А она в ответ только фыркает.
– Удивляюсь, – говорит, – вашей серости. Это у нас в Россеюшке, как женщине сорок стукнуло, так уж она в старухах считается. Здесь, милые мои, не так. Здесь женщина в пятьдесят только еще расцветает. Вот водили меня в ихний театр, называют Музик-Голь. Музик – значит с музыкой, и голь показывают. Так там одна бабка была, лет, говорят, под семьдесят, и среди голи самая первая Так она выводила шесть матерых молодцов, ставила их в ряд, и потом они эту бабку-то за большие деньги в воздухе друг дружке перекидывали. За ногу ее хватят и гоп! Я каждый раз так и взвизгну. Вот какие дела, а вы говорите, что мне замуж поздно.
Ну и дала она в журнал объявление.
"Меланхолическая блондинка тоскует по идеалу, умеет немножко готовить, желает вступить в серьезную переписку с брюнетом тридцати трех лет, рост не обязателен".
И что же вы думаете? Получает из Гренобля письмо.
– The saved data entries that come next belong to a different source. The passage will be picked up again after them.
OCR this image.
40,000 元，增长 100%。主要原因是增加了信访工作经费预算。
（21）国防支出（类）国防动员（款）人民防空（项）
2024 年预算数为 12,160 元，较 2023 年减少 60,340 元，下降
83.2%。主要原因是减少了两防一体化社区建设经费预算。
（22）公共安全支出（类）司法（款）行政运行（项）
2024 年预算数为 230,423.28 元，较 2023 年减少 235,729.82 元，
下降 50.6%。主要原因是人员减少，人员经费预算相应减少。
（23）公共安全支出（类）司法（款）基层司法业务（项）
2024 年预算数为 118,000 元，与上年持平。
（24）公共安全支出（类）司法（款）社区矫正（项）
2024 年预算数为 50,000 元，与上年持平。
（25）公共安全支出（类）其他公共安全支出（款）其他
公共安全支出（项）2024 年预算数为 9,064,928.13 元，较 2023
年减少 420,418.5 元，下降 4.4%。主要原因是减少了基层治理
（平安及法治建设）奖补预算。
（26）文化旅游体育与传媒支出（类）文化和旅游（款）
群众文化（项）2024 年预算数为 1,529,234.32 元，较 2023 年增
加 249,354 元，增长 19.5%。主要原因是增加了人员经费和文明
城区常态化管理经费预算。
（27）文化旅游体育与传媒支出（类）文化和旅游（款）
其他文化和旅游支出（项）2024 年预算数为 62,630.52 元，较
"Разочарованный в жизни идеалист зовет свою мечту. Имею небольшой, но прочный заработок".
Словом – послала она ему свою старую фотографию, он ей выслал денег на дорогу, и покатила наша Тарасовна в Гренобль.
Приехала – на вокзале никого подходящего.
Бродит какой-то пузатый старик и всем барышням заглядывает под шляпки.
Пригляделась Тарасовна к старику, а у него из кармана торчит номер того самого журнала. У нее дыханье сперло. И закричала она своим зычным голосом. Как баба через тын:
– Ой, да неужто ж вы тот самый идеалист? Ой, лышечко!
Он глазки выпучил, да как закудахчет.